Berdasarkan hal tersebut, pada kesempatan ini penulis mengimbau agar Kunker dilaksanakan secara selektif, diadakan untuk yang betul-betul dibutuhkan. Sehingga tidak menimbulkan kesan menghambur-hamburkan anggaran daerah. Atau apabila ingin studi banding tidak harus berkunjung langsung ke daerah yang bersangkutan. Dicari alternatif lain yang lebih efektif dan efisien.

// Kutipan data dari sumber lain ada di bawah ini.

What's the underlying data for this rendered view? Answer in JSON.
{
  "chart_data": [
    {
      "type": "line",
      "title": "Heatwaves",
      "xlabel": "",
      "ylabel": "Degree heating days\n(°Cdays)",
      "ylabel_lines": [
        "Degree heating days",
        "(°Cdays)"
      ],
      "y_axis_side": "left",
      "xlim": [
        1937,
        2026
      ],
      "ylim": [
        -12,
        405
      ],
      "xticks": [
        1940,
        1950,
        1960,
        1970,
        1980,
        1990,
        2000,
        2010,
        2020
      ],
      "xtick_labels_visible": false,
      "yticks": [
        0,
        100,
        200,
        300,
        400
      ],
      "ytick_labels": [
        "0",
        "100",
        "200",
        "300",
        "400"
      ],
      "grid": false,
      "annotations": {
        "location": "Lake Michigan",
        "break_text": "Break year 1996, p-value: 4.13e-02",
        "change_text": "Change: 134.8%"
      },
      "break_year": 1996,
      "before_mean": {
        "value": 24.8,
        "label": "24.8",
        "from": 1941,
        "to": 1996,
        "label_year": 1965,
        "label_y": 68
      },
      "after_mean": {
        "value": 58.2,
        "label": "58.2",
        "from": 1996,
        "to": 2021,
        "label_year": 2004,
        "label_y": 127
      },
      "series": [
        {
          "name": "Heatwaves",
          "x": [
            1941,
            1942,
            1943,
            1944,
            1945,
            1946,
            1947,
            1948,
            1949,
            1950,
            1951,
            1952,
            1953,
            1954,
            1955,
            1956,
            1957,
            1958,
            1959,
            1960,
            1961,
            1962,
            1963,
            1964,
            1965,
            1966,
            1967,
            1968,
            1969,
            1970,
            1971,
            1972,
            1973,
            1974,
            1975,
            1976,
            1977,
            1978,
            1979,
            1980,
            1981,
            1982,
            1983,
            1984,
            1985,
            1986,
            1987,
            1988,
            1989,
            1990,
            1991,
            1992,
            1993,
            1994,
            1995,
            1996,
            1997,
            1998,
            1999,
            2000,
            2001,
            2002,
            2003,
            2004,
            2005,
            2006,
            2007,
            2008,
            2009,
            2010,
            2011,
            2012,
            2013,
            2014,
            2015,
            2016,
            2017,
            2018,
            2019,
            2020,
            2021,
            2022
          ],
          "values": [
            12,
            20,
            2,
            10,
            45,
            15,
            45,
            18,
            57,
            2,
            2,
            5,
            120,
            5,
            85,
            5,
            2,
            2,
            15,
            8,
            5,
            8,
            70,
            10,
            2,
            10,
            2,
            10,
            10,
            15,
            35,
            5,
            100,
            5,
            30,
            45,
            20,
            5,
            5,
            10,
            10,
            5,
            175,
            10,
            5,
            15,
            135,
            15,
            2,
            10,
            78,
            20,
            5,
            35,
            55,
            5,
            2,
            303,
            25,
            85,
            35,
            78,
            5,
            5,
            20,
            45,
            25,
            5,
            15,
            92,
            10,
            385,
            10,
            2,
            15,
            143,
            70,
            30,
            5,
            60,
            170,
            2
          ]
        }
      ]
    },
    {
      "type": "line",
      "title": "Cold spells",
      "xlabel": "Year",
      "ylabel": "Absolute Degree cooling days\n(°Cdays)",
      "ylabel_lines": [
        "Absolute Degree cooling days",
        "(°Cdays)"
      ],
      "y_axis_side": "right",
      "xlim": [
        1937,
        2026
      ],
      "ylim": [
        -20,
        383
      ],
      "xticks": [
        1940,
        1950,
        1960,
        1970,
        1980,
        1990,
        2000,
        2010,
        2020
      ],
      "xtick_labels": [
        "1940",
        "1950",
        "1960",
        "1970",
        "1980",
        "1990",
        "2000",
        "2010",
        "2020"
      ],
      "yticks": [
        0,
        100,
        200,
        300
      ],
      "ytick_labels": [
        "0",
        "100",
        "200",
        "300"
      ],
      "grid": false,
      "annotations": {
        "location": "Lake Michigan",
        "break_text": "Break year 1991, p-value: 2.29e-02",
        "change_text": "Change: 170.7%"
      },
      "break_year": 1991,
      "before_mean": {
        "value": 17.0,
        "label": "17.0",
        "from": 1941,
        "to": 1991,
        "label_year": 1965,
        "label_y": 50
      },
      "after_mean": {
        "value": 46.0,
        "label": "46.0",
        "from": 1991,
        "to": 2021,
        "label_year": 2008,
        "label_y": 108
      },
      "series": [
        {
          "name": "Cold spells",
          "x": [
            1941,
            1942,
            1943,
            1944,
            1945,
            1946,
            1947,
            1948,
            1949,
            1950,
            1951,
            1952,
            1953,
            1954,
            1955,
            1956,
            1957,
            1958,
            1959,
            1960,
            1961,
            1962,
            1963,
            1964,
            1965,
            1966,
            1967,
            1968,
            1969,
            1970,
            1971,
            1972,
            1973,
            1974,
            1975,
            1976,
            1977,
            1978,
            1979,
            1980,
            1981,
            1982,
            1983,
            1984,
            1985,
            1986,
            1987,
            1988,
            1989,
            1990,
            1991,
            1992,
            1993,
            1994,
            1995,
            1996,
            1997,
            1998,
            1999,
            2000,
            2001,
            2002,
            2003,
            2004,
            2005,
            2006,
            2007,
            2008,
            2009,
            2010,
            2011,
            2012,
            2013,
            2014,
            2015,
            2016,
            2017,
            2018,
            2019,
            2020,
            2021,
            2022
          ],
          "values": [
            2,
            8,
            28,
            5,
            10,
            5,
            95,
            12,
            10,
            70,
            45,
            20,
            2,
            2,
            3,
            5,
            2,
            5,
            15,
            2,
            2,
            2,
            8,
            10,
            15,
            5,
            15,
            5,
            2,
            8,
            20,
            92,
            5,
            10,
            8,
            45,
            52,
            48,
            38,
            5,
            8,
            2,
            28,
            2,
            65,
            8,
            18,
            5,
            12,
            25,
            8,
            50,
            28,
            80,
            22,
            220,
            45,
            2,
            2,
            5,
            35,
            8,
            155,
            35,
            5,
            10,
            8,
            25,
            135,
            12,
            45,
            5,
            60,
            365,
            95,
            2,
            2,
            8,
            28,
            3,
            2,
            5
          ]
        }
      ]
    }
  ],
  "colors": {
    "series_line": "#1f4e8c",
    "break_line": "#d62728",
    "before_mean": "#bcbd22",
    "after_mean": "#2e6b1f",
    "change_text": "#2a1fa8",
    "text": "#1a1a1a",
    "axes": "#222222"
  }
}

Apabila DPRD tetap ngotot untuk Kunker, masyarakat akan semakin apriori dan benci terhadap anggota Dewan. Citra dewan di mata masyarakat akan semakin buruk dan terpuruk. Bila tingkat kepercayaan masyarakat terhadap DPRD semakin menurun, akan berdampak buruk bagi dinamika politik di masyarakat. Dalam jangka panjang akan menimbulkan kerawanan politik yang sangat berbahaya. Ibaratnya bara dalam sekam.

Kunker vs Laptop Baru

Sesungguhnya Kunker untuk melakukan studi banding tidak harus selalu berupa kunjungan kerja ke luar daerah atau luar negeri sebagaimana dipraktikkan oleh anggota dewan selama ini. Metode studi banding dapat memanfaatkan teknologi informasi yang ada. Misalnya dengan melakukan kajian via internet ataupun metode lain seperti diskusi, video konferensi dengan pihak yang kompeten atau mengundang para ahli untuk berbicara di depan anggota Dewan. Biayanya dijamin lebih efisien dan hasilnya tidak kalah efektif bila dibandingkan dengan Kunker.

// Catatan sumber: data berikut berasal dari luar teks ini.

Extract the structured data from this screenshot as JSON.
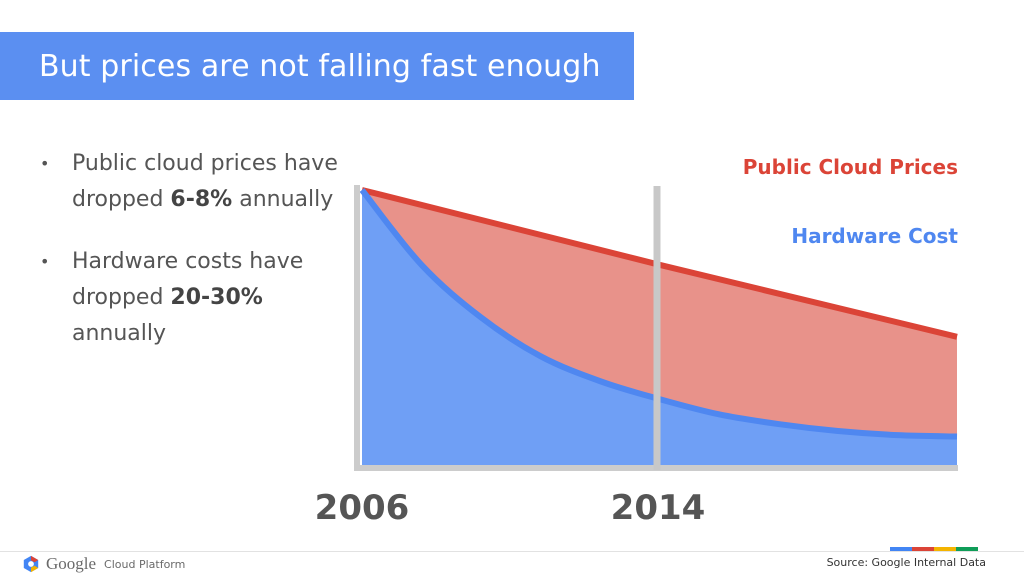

Kita berharap kepada para anggota DPRD Kota Solo pada anggaran tahun depan, sudah tidak lagi memprogramkan Kunker untuk semua anggotanya. Bukankah pada akhir Oktober semuanya sudah mendapat jatah laptop sendiri-sendiri?

Mari tunjukkan kepada masyarakat bahwa laptop Anda yang baru dengan harga Rp 11 juta tersebut memang canggih. Sangat berguna dan bermanfaat dalam menunjang tugas. Salah satu di antaranya dapat dimanfaatkan secara cepat dan optimal untuk mencari bahan-bahan studi banding sebanyak-banyaknya. Murah, meriah dan tidak perlu capek-capek. Tinggal duduk di kursi sambil klik! Kembali ke laptop! Bukankah begitu? Bagaimana pendapat Anda?


Oleh: Suharno, Pemerhati sosial politik, dosen Program Studi Akuntansi dan Magister Manajemen, Unisri, Surakarta.